1) Buscar su fundamento directamente en la Constitución.

2) Buscar su fundamento en la jurisprudencia de la Corte Interamericana.

Primera estrategia

La primera estrategia apuntaría a justificar el derecho humano a la democracia con base en el artículo 3º constitucional, fracción II, inciso a, que establece lo siguiente: “El criterio que orientará esa educación… a) será democrático, considerando a la democracia no solamente como una estructura jurídica y un régimen político, sino como un sistema de vida fundado en el constante mejoramiento económico, social y cultural del pueblo”.

democraciaLa estrategia no es nueva. Se ha venido aplicando desde hace mucho tiempo desde el lado académico como desde el ámbito jurisdiccional. Por ejemplo, en el siglo pasado, Oscar Treviño Ríos justificó que el artículo 3º consagraba el principio democrático y se empalmaba este reconocimiento con la aspiración de ser un derecho universal[2]. Por otro lado, la Suprema Corte en diversas ocasiones ha acudido al principio democrático como un principio rector de las (antes llamadas) garantías individuales y ha pugnado por su aplicación extensiva más allá de la materia educativa.

Segunda estrategia

La segunda línea de acción consistiría en revisar la jurisprudencia de la Corte Interamericana de Derechos Humanos (CoIDH).

La CoIDH, a través de sus diversas resoluciones y particularmente en el caso Yatama vs. Nicaragua, ha dibujado los rasgos de un derecho a la democracia. En concreto, con el voto concurrente del juez Diego García-Sayán ha expresado textualmente el término “el derecho humano a la democracia”. Sin embargo, dicho derecho humano no tiene una tipología expresa. Sus elementos son tácitos y se desprenden de diversos casos[3] que ha resuelto la CoIDH.

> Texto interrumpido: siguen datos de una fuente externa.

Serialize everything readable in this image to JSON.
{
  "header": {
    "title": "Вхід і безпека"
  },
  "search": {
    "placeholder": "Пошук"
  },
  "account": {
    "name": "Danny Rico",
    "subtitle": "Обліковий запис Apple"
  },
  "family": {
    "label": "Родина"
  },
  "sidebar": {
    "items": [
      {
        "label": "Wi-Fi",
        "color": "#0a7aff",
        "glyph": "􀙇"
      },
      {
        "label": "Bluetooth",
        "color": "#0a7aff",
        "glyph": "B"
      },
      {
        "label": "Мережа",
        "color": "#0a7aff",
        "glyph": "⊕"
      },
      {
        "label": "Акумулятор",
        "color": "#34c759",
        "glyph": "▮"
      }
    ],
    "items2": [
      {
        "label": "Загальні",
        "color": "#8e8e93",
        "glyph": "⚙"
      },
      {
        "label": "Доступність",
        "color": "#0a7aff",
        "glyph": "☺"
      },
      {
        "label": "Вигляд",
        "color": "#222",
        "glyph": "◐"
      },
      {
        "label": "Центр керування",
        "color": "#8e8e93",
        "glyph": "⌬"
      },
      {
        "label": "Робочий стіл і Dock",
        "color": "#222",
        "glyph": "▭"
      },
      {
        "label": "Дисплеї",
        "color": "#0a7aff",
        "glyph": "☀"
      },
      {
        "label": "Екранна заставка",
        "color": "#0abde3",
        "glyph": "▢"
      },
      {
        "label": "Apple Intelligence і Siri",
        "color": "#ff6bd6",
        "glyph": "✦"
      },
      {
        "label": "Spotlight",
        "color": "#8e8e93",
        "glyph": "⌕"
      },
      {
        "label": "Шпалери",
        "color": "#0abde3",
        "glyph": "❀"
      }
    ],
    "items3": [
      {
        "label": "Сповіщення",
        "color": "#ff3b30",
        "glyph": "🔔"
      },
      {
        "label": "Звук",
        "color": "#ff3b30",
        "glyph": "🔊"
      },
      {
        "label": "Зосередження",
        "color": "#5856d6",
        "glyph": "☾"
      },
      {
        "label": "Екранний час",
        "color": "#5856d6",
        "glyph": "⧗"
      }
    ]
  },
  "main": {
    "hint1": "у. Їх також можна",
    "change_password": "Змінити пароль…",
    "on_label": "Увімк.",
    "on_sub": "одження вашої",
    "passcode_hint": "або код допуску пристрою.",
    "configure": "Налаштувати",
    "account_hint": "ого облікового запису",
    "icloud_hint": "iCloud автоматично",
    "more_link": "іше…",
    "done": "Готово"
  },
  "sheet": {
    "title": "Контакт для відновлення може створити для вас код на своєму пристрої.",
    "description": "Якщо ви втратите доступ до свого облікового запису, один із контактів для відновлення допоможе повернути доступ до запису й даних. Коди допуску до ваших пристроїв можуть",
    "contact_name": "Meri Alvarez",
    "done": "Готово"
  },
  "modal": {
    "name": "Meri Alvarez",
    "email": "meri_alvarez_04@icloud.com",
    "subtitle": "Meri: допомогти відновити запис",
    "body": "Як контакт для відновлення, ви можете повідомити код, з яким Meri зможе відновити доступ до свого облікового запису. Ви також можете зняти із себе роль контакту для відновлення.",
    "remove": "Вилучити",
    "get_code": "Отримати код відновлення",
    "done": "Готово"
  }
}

Considero que el derecho humano a la democracia, desde diversas resoluciones de la CoIDH, se constituye por tres facetas que se ven reflejados en el respeto a tres tipos de derechos: sustanciales, de acceso a la justicia y culturales.

Los derechos sustanciales no son otra cosa que contar con los derechos mínimos que aseguren a los individuos los elementos suficientes para gozar de igualdad y libertad. Los de acceso a la justicia consisten en la instauración de un conjunto de normas procesales que materialicen a los primeros. Finalmente, no basta con tener derechos sustanciales y de acceso a la justicia. Es además necesario considerar las especificidades culturales. Así lo ha explicado Sergio García Ramírez cuando en un voto concurrente ha señalado enfáticamente la necesidad de atender las singularidades de cada contexto[4].

A manera de conclusión

El derecho humano a la democracia fundamenta a los actuales estados constitucionales y democráticos de derecho. Lo mas significativo de esto es que se trata de una conquista humana que no es fácil abandonar. Como apunta Häberle: “Los derechos del hombre y su fundamento, la dignidad humana (desde Kant y Schiller), la separación de poderes (Locke y Montesquieu), así como la democracia (gracias a Rousseau y a los Federalistas) conforman barreras culturales que no permiten el paso atrás y fundan elementos básicos de cualquier avance constitucional hacia el futuro”[5].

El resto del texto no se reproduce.